I have decided to write about what is happening to me as part of processing the awful truth that my life is about to end much sooner than I could ever have imagined; I have begun my dance with Mr D.

But let’s go back to the beginning, the beginning which is actually the beginning of the end.

I went to see my GP Dr G on Friday 2 October 2015 with my symptoms. He listened carefully, examined me, weighed me and ordered tests, including an FOBT (faecal occult blood test for bowel cancer) which I had refused to have up till then because no-one at the Waitemata DHB pilot could tell me what the false positive and false negative rates of the FOBT were.

Twice during that consultation Dr G referred to his suspicion that I had cancer. The second time was when I stood up to leave and he looked at me and said quietly but firmly “I suspect you have cancer.” I like doctors who give it to you straight! While I didn’t necessarily believe that I had cancer, I had begun the week-long process that ended with the confirmation of his diagnosis of cancer.

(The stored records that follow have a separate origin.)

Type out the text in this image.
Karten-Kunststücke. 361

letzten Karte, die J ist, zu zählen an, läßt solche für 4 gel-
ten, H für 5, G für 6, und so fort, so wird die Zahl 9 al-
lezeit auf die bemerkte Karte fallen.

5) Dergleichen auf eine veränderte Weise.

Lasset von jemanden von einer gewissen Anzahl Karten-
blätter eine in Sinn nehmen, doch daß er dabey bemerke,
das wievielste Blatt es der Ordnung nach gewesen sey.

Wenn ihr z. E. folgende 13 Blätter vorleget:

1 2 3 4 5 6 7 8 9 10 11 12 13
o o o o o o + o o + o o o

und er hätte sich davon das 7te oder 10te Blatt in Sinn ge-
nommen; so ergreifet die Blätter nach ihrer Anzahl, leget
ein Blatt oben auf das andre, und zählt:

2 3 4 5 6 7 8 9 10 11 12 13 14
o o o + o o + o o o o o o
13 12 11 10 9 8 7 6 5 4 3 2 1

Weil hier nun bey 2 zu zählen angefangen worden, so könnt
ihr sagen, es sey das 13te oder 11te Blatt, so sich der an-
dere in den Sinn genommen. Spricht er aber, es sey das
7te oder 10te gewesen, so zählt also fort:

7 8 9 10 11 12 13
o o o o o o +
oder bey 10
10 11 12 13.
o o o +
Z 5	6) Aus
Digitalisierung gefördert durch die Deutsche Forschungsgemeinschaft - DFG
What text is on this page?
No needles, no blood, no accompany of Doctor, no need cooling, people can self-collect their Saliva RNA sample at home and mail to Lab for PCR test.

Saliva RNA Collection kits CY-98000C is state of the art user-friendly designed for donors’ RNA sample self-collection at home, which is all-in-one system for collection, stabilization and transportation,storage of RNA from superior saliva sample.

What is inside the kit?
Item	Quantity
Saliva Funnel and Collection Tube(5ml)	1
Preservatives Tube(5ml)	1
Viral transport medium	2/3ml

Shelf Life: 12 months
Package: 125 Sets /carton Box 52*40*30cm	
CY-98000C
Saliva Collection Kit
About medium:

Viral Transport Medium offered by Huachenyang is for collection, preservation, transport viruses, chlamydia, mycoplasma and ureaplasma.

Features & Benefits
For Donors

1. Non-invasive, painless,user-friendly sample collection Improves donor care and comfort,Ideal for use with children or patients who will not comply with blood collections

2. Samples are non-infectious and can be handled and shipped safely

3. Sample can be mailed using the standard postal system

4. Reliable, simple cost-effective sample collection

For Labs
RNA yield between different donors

His words that day were a gift that enabled me to prepare for what was about to happen. Six days later I was in his surgery telling him that I still didn’t really believe that I had cancer, but if I did I would prefer bowel cancer to ovarian cancer. He replied, “You don’t get to choose.” The following day I was telling him I would prefer ovarian cancer to pancreatic cancer. He told me quietly but firmly that I needed to spend the weekend talking to my family.